Domain Specific Languages

2021-08-25

If you know what domain specific languages are then hopefully you're aware of how much easier they can make your life. Tools like awk are so brilliant at what they do that for a sizeable selection of tasks an awk script could be 20 times shorter to write than an equivalent python script while being easier to understand and more performant. If you don't know what they are then surely I've peaked your interest a little.

What is a Domain Specific Language (DSL)?

According to Wikipedia:

A domain-specific language is a computer language specialized to a particular application domain. This is in contrast to a general-purpose language, which is broadly applicable across domains.

Let's consider a general purpose language like python. Python can be used to make networking software like webservers, graphical software like games, computational tools like an interpreter for another language, and pretty much anything else you could think of. Python isn't designed to do any particular thing, it's designed to do anything so we say it is a general-purpose language.

Awk is insanely good at iterating through lines in a string and doing some small tweaks to each line based around column splitting and regex matching, but you'd be mad to try to make a game, webserver or interpreter with it (note that it is Turing complete though). Because of these we say it is specific to a certain domain (range of problems) so it is a domain-specific language.

Some other good examples are markup languages (e.g. HTML), Unix Shell and the arguments to the find program.

Can we use loads of DSLs to make the shell really really good?

My favourite DSL is awk, which is usually embedded in a shell script to help process text line-by-line. There are other DSLs like this (sed, find, jq, shell) but I think we could do a lot better.

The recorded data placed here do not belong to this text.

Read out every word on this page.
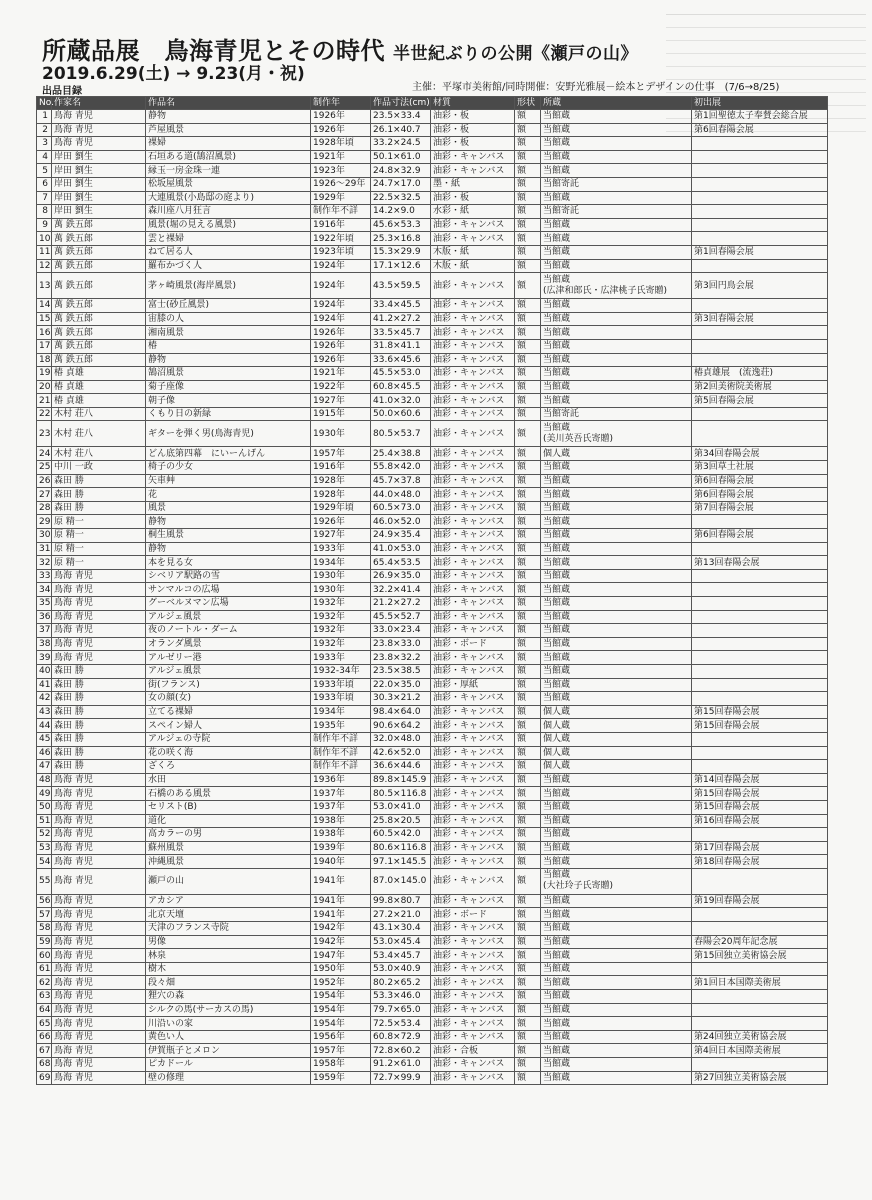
所蔵品展　鳥海青児とその時代 半世紀ぶりの公開《瀬戸の山》
2019.6.29(土) → 9.23(月・祝)
出品目録	主催：平塚市美術館/同時開催：安野光雅展－絵本とデザインの仕事　(7/6→8/25)
No.	作家名	作品名	制作年	作品寸法(cm)	材質	形状	所蔵	初出展
1	鳥海 青児	静物	1926年	23.5×33.4	油彩・板	額	当館蔵	第1回聖徳太子奉賛会総合展
2	鳥海 青児	芦屋風景	1926年	26.1×40.7	油彩・板	額	当館蔵	第6回春陽会展
3	鳥海 青児	裸婦	1928年頃	33.2×24.5	油彩・板	額	当館蔵	
4	岸田 劉生	石垣ある道(鵠沼風景)	1921年	50.1×61.0	油彩・キャンバス	額	当館蔵	
5	岸田 劉生	縁玉一房金珠一連	1923年	24.8×32.9	油彩・キャンバス	額	当館蔵	
6	岸田 劉生	松坂屋風景	1926～29年	24.7×17.0	墨・紙	額	当館寄託	
7	岸田 劉生	大連風景(小島邸の庭より)	1929年	22.5×32.5	油彩・板	額	当館蔵	
8	岸田 劉生	森川座八月狂言	制作年不詳	14.2×9.0	水彩・紙	額	当館寄託	
9	萬 鉄五郎	風景(堀の見える風景)	1916年	45.6×53.3	油彩・キャンバス	額	当館蔵	
10	萬 鉄五郎	雲と裸婦	1922年頃	25.3×16.8	油彩・キャンバス	額	当館蔵	
11	萬 鉄五郎	ねて居る人	1923年頃	15.3×29.9	木版・紙	額	当館蔵	第1回春陽会展
12	萬 鉄五郎	羅布かづく人	1924年	17.1×12.6	木版・紙	額	当館蔵	
13	萬 鉄五郎	茅ヶ崎風景(海岸風景)	1924年	43.5×59.5	油彩・キャンバス	額	当館蔵
(広津和郎氏・広津桃子氏寄贈)	第3回円鳥会展
14	萬 鉄五郎	富士(砂丘風景)	1924年	33.4×45.5	油彩・キャンバス	額	当館蔵	
15	萬 鉄五郎	宙膝の人	1924年	41.2×27.2	油彩・キャンバス	額	当館蔵	第3回春陽会展
16	萬 鉄五郎	湘南風景	1926年	33.5×45.7	油彩・キャンバス	額	当館蔵	
17	萬 鉄五郎	椿	1926年	31.8×41.1	油彩・キャンバス	額	当館蔵	
18	萬 鉄五郎	静物	1926年	33.6×45.6	油彩・キャンバス	額	当館蔵	
19	椿 貞雄	鵠沼風景	1921年	45.5×53.0	油彩・キャンバス	額	当館蔵	椿貞雄展　(流逸荘)
20	椿 貞雄	菊子座像	1922年	60.8×45.5	油彩・キャンバス	額	当館蔵	第2回美術院美術展
21	椿 貞雄	朝子像	1927年	41.0×32.0	油彩・キャンバス	額	当館蔵	第5回春陽会展
22	木村 荘八	くもり日の新緑	1915年	50.0×60.6	油彩・キャンバス	額	当館寄託	
23	木村 荘八	ギターを弾く男(鳥海青児)	1930年	80.5×53.7	油彩・キャンバス	額	当館蔵
(美川英吾氏寄贈)	

24	木村 荘八	どん底第四幕　にいーんげん	1957年	25.4×38.8	油彩・キャンバス	額	個人蔵	第34回春陽会展
25	中川 一政	椅子の少女	1916年	55.8×42.0	油彩・キャンバス	額	当館蔵	第3回草土社展
26	森田 勝	矢車艸	1928年	45.7×37.8	油彩・キャンバス	額	当館蔵	第6回春陽会展
27	森田 勝	花	1928年	44.0×48.0	油彩・キャンバス	額	当館蔵	第6回春陽会展
28	森田 勝	風景	1929年頃	60.5×73.0	油彩・キャンバス	額	当館蔵	第7回春陽会展
29	原 精一	静物	1926年	46.0×52.0	油彩・キャンバス	額	当館蔵	
30	原 精一	桐生風景	1927年	24.9×35.4	油彩・キャンバス	額	当館蔵	第6回春陽会展
31	原 精一	静物	1933年	41.0×53.0	油彩・キャンバス	額	当館蔵	
32	原 精一	本を見る女	1934年	65.4×53.5	油彩・キャンバス	額	当館蔵	第13回春陽会展
33	鳥海 青児	シベリア駅路の雪	1930年	26.9×35.0	油彩・キャンバス	額	当館蔵	
34	鳥海 青児	サンマルコの広場	1930年	32.2×41.4	油彩・キャンバス	額	当館蔵	
35	鳥海 青児	グーベルヌマン広場	1932年	21.2×27.2	油彩・キャンバス	額	当館蔵	
36	鳥海 青児	アルジェ風景	1932年	45.5×52.7	油彩・キャンバス	額	当館蔵	
37	鳥海 青児	夜のノートル・ダーム	1932年	33.0×23.4	油彩・キャンバス	額	当館蔵	
38	鳥海 青児	オランダ風景	1932年	23.8×33.0	油彩・ボード	額	当館蔵	
39	鳥海 青児	アルゼリー港	1933年	23.8×32.2	油彩・キャンバス	額	当館蔵	
40	森田 勝	アルジェ風景	1932-34年	23.5×38.5	油彩・キャンバス	額	当館蔵	
41	森田 勝	街(フランス)	1933年頃	22.0×35.0	油彩・厚紙	額	当館蔵	
42	森田 勝	女の顔(女)	1933年頃	30.3×21.2	油彩・キャンバス	額	当館蔵	
43	森田 勝	立てる裸婦	1934年	98.4×64.0	油彩・キャンバス	額	個人蔵	第15回春陽会展
44	森田 勝	スペイン婦人	1935年	90.6×64.2	油彩・キャンバス	額	個人蔵	第15回春陽会展
45	森田 勝	アルジェの寺院	制作年不詳	32.0×48.0	油彩・キャンバス	額	個人蔵	
46	森田 勝	花の咲く海	制作年不詳	42.6×52.0	油彩・キャンバス	額	個人蔵	
47	森田 勝	ざくろ	制作年不詳	36.6×44.6	油彩・キャンバス	額	個人蔵	
48	鳥海 青児	水田	1936年	89.8×145.9	油彩・キャンバス	額	当館蔵	第14回春陽会展
49	鳥海 青児	石橋のある風景	1937年	80.5×116.8	油彩・キャンバス	額	当館蔵	第15回春陽会展
50	鳥海 青児	セリスト(B)	1937年	53.0×41.0	油彩・キャンバス	額	当館蔵	第15回春陽会展
51	鳥海 青児	道化	1938年	25.8×20.5	油彩・キャンバス	額	当館蔵	第16回春陽会展
52	鳥海 青児	高カラーの男	1938年	60.5×42.0	油彩・キャンバス	額	当館蔵	
53	鳥海 青児	蘇州風景	1939年	80.6×116.8	油彩・キャンバス	額	当館蔵	第17回春陽会展
54	鳥海 青児	沖縄風景	1940年	97.1×145.5	油彩・キャンバス	額	当館蔵	第18回春陽会展
55	鳥海 青児	瀬戸の山	1941年	87.0×145.0	油彩・キャンバス	額	当館蔵
(大社玲子氏寄贈)	

56	鳥海 青児	アカシア	1941年	99.8×80.7	油彩・キャンバス	額	当館蔵	第19回春陽会展
57	鳥海 青児	北京天壇	1941年	27.2×21.0	油彩・ボード	額	当館蔵	
58	鳥海 青児	天津のフランス寺院	1942年	43.1×30.4	油彩・キャンバス	額	当館蔵	
59	鳥海 青児	男像	1942年	53.0×45.4	油彩・キャンバス	額	当館蔵	春陽会20周年記念展
60	鳥海 青児	林泉	1947年	53.4×45.7	油彩・キャンバス	額	当館蔵	第15回独立美術協会展
61	鳥海 青児	樹木	1950年	53.0×40.9	油彩・キャンバス	額	当館蔵	
62	鳥海 青児	段々畑	1952年	80.2×65.2	油彩・キャンバス	額	当館蔵	第1回日本国際美術展
63	鳥海 青児	狸穴の森	1954年	53.3×46.0	油彩・キャンバス	額	当館蔵	
64	鳥海 青児	シルクの馬(サーカスの馬)	1954年	79.7×65.0	油彩・キャンバス	額	当館蔵	
65	鳥海 青児	川沿いの家	1954年	72.5×53.4	油彩・キャンバス	額	当館蔵	
66	鳥海 青児	黄色い人	1956年	60.8×72.9	油彩・キャンバス	額	当館蔵	第24回独立美術協会展
67	鳥海 青児	伊賀瓶子とメロン	1957年	72.8×60.2	油彩・合板	額	当館蔵	第4回日本国際美術展
68	鳥海 青児	ピカドール	1958年	91.2×61.0	油彩・キャンバス	額	当館蔵	
69	鳥海 青児	壁の修理	1959年	72.7×99.9	油彩・キャンバス	額	当館蔵	第27回独立美術協会展
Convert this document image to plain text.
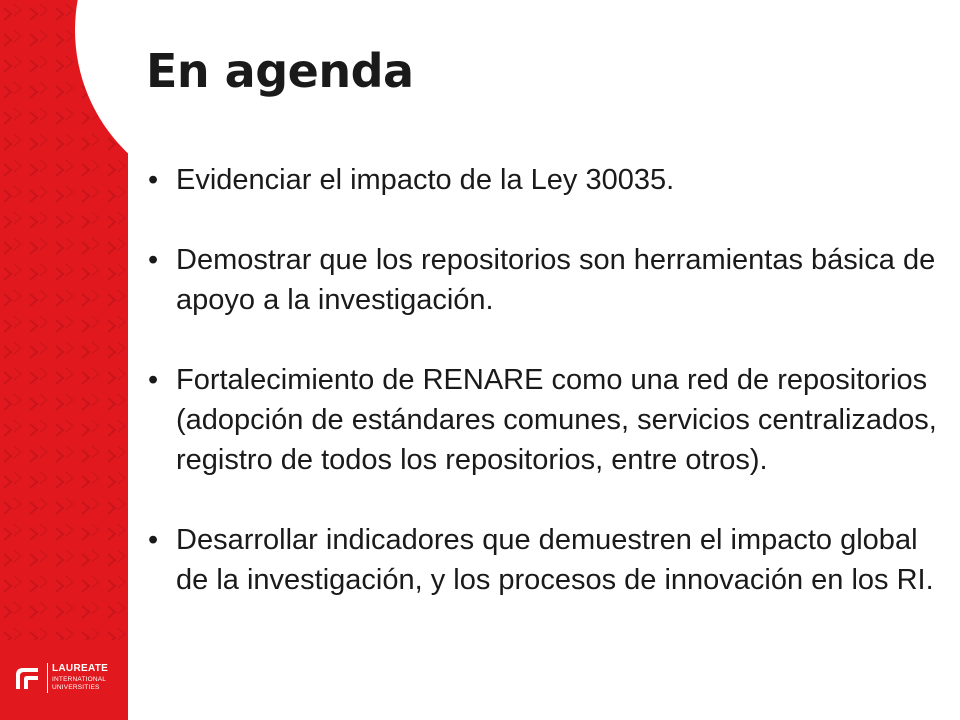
En agenda
• Evidenciar el impacto de la Ley 30035.
• Demostrar que los repositorios son herramientas básica de apoyo a la investigación.
• Fortalecimiento de RENARE como una red de repositorios (adopción de estándares comunes, servicios centralizados, registro de todos los repositorios, entre otros).
• Desarrollar indicadores que demuestren el impacto global de la investigación, y los procesos de innovación en los RI.
LAUREATE
INTERNATIONAL
UNIVERSITIES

Suppose we had loads of DSLs for all sorts of things, and they were designed to be easily connected together. We would need a more advanced shell to connect them together, since the existing shell focuses on passing strings through a fairly linear pipeline of programs which take strings as arguments. The new shell should be good at passing any sort of data between programs, but since the arguments are likely programs for other DSLs it should stay focused on string arguments. This would allow data to be input from the user or files, passed through a network of programs in all sorts of different languages each dealing with the data in a different way, then written to files or output to the screen. This could be considered to be a DSL with a focus on string literals, calling procedures (other programs) and passing data around, meaning potentially it could be simpler than the existing shell as it wouldn't need a lot of what the shell has.

Bonus Ideas

DSL for extracting scalars (maybe unnested maps and arrays) from deeply nested hierarchical data, similar to jq but accepting data in a standardised binary format so it can be used for more than just JSON. Also way simpler than jq, it's not doing any processing of the data, just extracting it so a different better suited DSL can do the processing.
DSL for flow control, since the new shell won't be able to do this. Not 100% on this tho, maybe should still be in the shell.
DSL for mathematical calculations, similar to bc.